A pair of employees failed to show their employer engaged in religious discrimination when it fired them for hosting a Christmas party during the COVID-19 pandemic, the 6th U.S. Circuit Court of Appeals has held (Dahlquist et. al. v. Amedisys, Inc., No. 22-5154 (6th Cir. Oct. 7, 2022)).
In December 2020, the two employees of home healthcare firm Amedisys, Inc. held an after-hours Christmas party at a private residence. Several co-workers attended the party. Twenty days after the event, Amedisys terminated the workers, finding that they had violated company directives and exhibited “poor judgment,” according to court documents, because the party risked exposing attendees to COVID-19. The company did not fire any other employees who attended the party.
The plaintiffs sued Amedisys in Tennessee state court in October 2021, alleging the company discriminated against them because they are Christian and chose to express their beliefs by hosting a religious party. Amedisys removed the suit to a federal district court, after which the plaintiffs filed an amended complaint alleging discrimination based on exercise of First Amendment rights and retalitory discharge claims, among others.

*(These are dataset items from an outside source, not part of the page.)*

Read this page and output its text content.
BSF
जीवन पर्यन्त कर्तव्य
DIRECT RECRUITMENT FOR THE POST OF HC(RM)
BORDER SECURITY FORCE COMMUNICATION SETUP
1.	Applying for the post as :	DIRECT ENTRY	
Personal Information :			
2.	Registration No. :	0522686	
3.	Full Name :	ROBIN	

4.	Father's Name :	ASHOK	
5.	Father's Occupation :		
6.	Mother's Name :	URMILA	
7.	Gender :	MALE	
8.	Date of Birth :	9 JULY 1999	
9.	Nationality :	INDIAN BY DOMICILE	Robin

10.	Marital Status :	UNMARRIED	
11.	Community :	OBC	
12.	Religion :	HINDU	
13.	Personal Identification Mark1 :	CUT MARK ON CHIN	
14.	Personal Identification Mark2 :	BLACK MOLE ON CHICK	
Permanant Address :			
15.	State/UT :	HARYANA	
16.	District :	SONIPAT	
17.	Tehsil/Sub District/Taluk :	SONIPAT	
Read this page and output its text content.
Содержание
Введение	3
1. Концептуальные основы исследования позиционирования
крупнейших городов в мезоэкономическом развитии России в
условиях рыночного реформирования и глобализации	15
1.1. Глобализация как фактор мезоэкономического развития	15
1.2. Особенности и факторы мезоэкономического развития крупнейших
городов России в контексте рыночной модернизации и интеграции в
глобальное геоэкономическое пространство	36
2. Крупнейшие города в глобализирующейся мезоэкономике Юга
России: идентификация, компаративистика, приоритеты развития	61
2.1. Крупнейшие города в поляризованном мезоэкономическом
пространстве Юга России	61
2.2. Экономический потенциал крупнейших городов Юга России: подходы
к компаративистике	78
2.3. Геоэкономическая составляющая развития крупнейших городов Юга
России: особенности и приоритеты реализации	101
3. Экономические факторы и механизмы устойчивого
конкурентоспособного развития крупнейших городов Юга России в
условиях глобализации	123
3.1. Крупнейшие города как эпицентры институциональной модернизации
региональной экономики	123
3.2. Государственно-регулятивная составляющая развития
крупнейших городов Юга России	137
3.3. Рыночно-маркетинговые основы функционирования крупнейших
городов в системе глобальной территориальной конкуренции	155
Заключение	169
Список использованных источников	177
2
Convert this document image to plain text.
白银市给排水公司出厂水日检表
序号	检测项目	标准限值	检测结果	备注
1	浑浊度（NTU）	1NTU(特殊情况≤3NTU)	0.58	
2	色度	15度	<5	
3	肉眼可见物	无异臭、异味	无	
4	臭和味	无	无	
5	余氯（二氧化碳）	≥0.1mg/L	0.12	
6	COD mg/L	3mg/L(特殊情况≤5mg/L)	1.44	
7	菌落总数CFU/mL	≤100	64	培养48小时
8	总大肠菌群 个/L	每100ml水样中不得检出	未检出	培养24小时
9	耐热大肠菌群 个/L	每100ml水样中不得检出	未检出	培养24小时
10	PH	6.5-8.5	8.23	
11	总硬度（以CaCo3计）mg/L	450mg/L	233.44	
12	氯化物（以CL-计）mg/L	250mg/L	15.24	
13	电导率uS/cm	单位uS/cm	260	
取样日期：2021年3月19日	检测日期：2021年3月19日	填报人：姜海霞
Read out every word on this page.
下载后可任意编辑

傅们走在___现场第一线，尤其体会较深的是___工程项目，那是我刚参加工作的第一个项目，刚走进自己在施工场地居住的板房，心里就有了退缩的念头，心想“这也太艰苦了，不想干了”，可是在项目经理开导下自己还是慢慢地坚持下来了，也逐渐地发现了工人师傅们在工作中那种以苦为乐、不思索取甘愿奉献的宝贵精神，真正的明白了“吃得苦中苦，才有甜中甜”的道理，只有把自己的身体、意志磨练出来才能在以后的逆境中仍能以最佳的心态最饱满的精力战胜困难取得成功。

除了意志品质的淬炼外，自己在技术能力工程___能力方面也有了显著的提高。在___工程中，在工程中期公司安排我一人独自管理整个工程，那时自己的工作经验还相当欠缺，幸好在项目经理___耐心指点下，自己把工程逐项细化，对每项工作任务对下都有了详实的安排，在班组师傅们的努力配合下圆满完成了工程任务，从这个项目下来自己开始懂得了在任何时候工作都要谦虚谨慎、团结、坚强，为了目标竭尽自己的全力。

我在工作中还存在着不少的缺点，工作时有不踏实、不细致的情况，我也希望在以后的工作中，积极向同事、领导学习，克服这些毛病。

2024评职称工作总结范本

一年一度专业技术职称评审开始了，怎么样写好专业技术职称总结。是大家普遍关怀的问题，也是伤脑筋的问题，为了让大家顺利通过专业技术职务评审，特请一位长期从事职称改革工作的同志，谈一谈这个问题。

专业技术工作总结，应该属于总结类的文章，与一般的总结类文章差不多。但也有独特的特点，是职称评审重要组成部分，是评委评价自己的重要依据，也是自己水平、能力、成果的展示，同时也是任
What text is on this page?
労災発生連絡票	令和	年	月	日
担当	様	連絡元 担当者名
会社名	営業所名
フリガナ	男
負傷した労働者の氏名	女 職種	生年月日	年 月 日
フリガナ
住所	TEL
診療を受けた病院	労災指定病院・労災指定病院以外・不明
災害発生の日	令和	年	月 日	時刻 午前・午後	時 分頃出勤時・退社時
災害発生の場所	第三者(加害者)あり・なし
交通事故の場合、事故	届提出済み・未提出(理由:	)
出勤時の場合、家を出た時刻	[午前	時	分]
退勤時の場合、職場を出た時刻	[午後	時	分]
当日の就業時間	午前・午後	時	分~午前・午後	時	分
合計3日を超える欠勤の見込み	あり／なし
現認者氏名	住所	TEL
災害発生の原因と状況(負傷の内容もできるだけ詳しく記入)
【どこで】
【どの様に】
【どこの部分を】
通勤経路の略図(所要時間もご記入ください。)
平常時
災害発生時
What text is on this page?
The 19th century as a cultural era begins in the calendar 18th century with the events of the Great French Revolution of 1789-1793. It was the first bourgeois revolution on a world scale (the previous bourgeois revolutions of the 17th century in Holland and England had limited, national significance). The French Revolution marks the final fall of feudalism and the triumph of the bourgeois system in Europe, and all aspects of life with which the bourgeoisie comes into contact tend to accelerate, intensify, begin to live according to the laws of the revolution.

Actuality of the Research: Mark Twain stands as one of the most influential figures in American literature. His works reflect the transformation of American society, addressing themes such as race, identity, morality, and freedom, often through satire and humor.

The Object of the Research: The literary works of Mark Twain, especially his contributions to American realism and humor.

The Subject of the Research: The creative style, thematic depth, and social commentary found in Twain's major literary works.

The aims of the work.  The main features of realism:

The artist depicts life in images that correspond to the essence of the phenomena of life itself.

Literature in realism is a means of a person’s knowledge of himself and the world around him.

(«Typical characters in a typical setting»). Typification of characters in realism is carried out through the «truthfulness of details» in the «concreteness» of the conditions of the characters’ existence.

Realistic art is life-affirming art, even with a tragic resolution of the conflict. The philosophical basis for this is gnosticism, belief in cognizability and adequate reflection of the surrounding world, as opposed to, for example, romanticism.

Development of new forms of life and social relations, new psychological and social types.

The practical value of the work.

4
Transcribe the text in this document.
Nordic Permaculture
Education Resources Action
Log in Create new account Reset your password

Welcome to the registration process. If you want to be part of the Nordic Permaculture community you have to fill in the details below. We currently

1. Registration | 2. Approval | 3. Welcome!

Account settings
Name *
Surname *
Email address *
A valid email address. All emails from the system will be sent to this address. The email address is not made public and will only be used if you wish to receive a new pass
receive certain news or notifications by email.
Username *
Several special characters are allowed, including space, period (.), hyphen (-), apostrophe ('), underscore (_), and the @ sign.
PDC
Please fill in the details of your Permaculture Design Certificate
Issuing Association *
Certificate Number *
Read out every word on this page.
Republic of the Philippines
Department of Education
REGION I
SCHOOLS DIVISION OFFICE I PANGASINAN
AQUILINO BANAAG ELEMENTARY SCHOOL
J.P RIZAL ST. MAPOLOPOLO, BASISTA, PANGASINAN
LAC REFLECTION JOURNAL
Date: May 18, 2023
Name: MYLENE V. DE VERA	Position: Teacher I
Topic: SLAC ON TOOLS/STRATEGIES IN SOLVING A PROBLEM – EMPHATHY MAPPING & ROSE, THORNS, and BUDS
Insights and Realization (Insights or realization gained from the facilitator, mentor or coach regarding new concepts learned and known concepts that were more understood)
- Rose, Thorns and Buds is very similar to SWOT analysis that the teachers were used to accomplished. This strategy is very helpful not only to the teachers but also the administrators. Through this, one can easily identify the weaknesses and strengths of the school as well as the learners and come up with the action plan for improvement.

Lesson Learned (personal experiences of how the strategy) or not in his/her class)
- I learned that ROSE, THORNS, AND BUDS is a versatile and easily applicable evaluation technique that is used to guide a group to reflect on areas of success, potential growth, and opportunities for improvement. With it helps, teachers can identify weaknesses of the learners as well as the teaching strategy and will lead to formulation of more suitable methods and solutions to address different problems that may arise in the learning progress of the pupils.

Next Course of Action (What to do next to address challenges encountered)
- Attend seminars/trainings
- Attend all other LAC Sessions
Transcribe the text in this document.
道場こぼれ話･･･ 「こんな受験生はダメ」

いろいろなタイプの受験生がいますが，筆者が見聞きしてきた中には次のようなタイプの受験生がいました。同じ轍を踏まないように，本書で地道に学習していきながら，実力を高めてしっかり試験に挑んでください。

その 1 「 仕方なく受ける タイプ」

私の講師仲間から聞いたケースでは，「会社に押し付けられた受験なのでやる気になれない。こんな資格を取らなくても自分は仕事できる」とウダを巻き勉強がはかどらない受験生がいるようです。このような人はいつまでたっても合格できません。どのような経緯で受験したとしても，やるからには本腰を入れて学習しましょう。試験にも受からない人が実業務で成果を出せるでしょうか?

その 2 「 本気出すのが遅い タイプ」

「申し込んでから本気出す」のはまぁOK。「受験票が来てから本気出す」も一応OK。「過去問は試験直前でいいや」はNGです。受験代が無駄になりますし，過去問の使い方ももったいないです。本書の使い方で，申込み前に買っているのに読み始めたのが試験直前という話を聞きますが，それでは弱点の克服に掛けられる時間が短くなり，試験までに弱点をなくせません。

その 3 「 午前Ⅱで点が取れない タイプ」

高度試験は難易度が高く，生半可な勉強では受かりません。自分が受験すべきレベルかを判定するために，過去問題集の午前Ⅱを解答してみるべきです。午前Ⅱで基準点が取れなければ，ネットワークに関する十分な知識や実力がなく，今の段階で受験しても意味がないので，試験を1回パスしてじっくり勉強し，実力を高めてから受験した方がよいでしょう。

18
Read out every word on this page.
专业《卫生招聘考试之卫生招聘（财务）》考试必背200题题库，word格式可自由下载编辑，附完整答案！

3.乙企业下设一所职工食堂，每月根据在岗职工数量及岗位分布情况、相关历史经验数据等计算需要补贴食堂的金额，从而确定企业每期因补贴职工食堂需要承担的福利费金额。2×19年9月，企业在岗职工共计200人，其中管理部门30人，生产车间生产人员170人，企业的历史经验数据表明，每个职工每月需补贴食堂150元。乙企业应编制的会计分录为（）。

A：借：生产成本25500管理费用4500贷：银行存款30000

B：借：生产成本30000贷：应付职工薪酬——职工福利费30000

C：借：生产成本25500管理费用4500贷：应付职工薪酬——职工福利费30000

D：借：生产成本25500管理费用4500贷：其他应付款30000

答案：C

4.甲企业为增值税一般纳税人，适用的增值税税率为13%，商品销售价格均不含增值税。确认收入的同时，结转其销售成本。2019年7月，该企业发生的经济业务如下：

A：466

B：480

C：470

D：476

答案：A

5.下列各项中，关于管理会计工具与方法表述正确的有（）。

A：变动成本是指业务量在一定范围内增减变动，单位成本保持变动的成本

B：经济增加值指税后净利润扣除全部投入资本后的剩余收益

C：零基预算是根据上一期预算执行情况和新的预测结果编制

The district court granted Amedisys’ motion to dismiss the plainitffs’ complaint for failure to state claim. On appeal, the 6th Circuit upheld the ruling, noting that the plaintiffs were the only two attendees at the holiday party to be terminated despite the fact that other employees attended, which “undermines the plaintiffs’ assertion that religion was a motivating factor” in Amedisys’ decision, per the court.
The plaintiffs’ other claims were similarly dismissed, including allegations that Amedisys engaged in a retaliatory discharge in response to the exercise of protected rights and that Amedisys invaded the plaintiffs’ privacy.